Orang yang belum mampu di sini misalnya dapat berhaji karena diberangkatkan oleh pihak lain atau meminjam uang sebesar keperluan untuk biaya penyelenggaraan ibadah haji kepada pihak lain yang pelunasannya diangsur melalui potongan gaji yang bersangkutan.
 
فَمَنْ لَمْ يَكُنْ مُسْتَطِيْعًا لَمْ يَجِبْ عَلَيْهِ الْحَجُّ لَكِنْ إِذَا فَعَلَهُ أَجْزَأَهُ
 
Artinya, “Orang yang tidak mampu, maka tidak wajib haji, akan tetapi jika ia melaksanakannya, maka hajinya sah,” (Lihat Ibrahim As-Syarqawi, Hasyiyatus Syarqawi ‘alat Tuhfah, [Beirut, Darul Fikr: tanpa catatan tahun], juz I, halaman 460).
 
Keabsahan ibadah haji orang yang tidak mampu ini juga dikatakan oleh Syekh Ramli dalam Nihayatul Muhtaj.
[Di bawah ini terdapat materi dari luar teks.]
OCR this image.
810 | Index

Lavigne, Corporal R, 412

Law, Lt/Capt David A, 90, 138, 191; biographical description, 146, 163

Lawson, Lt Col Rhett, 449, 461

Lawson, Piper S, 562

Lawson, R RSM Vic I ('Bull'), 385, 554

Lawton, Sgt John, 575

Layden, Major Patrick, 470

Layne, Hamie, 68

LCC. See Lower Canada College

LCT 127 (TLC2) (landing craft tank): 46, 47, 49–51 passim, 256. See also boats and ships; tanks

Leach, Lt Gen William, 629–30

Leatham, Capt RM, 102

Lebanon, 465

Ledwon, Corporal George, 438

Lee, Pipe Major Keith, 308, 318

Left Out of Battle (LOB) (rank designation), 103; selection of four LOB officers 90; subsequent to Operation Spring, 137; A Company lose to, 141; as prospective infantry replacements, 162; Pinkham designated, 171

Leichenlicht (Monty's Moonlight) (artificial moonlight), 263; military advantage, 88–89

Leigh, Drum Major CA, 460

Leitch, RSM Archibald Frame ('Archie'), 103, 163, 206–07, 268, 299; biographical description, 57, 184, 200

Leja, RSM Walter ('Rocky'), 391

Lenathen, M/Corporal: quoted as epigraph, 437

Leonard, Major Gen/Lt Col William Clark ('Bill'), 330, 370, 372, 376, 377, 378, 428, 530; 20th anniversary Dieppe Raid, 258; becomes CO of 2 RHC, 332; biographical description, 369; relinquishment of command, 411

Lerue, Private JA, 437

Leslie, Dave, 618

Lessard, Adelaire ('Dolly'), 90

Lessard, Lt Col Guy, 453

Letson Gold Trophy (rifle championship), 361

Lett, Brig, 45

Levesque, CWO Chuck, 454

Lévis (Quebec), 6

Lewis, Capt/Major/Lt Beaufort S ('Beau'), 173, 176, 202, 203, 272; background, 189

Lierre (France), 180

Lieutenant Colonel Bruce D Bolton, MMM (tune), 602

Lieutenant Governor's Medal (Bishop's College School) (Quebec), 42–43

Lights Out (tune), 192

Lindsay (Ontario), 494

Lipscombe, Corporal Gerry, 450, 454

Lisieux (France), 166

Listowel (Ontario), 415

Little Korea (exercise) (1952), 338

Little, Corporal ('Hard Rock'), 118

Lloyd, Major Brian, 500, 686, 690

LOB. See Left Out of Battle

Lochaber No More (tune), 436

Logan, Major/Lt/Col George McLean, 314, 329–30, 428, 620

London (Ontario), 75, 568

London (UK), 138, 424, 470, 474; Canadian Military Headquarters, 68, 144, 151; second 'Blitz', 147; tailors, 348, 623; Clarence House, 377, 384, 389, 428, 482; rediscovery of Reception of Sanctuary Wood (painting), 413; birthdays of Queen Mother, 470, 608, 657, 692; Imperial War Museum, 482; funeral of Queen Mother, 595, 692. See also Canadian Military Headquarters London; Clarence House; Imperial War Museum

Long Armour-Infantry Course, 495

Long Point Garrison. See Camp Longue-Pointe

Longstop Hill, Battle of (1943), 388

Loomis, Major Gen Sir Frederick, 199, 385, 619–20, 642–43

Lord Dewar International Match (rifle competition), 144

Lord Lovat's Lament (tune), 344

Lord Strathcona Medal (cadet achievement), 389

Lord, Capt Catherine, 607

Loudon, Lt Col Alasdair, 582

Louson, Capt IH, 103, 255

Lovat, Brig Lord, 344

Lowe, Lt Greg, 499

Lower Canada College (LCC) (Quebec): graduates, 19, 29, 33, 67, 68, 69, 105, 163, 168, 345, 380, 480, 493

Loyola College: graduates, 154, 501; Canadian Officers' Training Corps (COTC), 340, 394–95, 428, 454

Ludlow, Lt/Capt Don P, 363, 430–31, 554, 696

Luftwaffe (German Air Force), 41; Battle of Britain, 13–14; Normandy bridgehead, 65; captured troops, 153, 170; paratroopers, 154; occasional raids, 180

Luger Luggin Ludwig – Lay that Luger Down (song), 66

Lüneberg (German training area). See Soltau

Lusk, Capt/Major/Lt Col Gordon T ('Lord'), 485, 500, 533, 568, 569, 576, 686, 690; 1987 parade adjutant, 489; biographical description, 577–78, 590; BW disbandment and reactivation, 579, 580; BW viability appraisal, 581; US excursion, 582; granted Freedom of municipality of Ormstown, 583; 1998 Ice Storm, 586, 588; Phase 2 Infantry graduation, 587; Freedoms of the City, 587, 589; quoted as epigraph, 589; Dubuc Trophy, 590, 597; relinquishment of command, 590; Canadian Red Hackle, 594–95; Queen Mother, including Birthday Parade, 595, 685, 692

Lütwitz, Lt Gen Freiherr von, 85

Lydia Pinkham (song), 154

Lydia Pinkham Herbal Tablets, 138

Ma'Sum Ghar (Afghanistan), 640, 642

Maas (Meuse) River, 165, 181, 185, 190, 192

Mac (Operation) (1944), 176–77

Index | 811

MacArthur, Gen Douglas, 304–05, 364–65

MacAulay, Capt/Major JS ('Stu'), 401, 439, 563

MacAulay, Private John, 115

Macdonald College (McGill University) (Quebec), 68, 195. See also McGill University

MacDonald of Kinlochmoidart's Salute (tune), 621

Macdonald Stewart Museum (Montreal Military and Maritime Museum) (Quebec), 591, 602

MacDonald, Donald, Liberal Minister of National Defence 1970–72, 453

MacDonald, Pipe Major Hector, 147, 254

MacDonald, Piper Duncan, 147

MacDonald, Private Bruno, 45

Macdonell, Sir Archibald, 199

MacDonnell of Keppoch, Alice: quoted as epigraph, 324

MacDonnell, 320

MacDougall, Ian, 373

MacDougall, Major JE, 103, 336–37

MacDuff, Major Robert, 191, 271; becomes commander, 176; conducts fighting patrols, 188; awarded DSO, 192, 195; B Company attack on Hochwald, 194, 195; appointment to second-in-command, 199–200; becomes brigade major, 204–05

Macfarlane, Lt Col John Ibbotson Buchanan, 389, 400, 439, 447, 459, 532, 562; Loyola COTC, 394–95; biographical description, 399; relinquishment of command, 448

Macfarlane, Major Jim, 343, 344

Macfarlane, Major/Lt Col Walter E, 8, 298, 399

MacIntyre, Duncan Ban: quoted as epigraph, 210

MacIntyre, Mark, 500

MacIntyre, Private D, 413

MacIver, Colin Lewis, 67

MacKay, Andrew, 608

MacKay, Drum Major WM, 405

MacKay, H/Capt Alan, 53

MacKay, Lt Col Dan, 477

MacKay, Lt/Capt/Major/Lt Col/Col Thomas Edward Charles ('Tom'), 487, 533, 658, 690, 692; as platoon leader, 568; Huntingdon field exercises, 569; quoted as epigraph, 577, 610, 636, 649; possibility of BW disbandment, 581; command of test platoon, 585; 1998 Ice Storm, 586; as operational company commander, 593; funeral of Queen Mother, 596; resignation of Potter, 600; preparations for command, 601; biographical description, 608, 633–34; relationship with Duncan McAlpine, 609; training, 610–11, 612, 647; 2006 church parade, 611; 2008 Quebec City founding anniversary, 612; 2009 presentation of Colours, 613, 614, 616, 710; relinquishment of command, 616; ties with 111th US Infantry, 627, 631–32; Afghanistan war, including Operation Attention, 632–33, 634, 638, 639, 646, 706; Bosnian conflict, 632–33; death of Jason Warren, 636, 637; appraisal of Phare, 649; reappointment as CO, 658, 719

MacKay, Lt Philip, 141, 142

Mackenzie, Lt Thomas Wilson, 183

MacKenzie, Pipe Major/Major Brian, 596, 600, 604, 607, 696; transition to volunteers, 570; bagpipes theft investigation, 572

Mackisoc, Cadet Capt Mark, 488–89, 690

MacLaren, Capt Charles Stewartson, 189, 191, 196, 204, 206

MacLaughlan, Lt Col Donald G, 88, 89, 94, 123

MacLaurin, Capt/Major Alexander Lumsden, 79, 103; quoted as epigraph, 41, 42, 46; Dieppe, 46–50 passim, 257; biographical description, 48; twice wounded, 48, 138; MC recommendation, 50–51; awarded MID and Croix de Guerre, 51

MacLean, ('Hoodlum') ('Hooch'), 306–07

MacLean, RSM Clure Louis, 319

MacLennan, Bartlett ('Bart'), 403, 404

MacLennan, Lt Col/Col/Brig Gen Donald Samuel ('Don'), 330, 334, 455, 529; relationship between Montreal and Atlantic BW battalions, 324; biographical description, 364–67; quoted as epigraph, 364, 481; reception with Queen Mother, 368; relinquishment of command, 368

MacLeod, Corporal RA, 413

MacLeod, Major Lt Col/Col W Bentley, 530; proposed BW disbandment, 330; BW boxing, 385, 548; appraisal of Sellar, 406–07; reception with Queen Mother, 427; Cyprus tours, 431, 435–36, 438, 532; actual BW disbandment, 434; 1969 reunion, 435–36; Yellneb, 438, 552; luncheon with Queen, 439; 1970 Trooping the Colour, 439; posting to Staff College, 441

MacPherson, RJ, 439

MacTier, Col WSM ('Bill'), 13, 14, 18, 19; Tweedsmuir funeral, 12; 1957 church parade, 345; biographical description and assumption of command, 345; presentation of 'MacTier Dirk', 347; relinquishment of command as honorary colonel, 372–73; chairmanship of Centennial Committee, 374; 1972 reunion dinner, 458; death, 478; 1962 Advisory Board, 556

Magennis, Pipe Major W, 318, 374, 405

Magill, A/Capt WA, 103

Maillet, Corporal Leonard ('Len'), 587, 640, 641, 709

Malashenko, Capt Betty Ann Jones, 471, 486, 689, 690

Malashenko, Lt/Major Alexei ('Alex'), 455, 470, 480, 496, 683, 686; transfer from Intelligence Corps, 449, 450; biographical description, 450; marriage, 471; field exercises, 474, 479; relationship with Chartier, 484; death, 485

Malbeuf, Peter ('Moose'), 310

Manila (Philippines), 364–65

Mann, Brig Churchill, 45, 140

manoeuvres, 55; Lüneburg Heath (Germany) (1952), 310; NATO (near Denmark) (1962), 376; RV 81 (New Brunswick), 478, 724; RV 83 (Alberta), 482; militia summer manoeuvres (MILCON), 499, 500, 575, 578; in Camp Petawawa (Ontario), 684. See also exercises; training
Menurutnya, ibadah haji orang faqir dan orang yang lemah tetap sah sejauh yang bersangkutan itu merdeka dan terkena beban hukum Islam (taklif).
 
فَيُجْزِئُ حَجُّ الْفَقِيْرِ وَكُلُّ عَاجِزٍ حَيْثُ اجْتَمَعَ فِيْهِ الْحُرِّيَّةُ وَالتَّكْلِيْفُ كَمَا لَوْ تَكَلَّفَ الْمَرِيْضُ حُضُوْرَ الْجُمْعَةِ
 
Artinya, “Maka hukumnya mencukupi (ijza’) haji orang fakir dan setiap orang yang tidak mampu selama dalam dirinya terkumpul sifat merdeka dan mukallaf, seperti bila orang sakit memaksakan diri shalat Jum’at,” (Lihat Muhammad bin Syihabuddin Ar-Ramli, Nihayatul Muhtaj ila Syarhil Minhaj, [Mesir, Musthafa Al-Halabi: 1938 M], juz III, halaman 233).
 
Dari sini, kita dapat menyimpulkan bahwa orang yang belum mampu, meskipun tidak wajib, boleh melakukan ikhtiar-ikhtiar dalam mengupayakan biaya penyelenggaraan ibadah haji dengan cara meminjam uang kepada pihak lain, menabung, arisan haji, atau dengan cara lainnya yang dibenarkan dalam syariat. Sedangkan ibadah hajinya tetap sah.
 
Demikian jawaban singkat ini. Semoga bisa dipahami dengan baik. Kami selalu terbuka untuk menerima saran dan kritik dari para pembaca.
 
Wallahul muwaffiq ila aqwamith thariq,
Wassalamu ’alaikum wr. wb.
 
(Alhafiz Kurniawan)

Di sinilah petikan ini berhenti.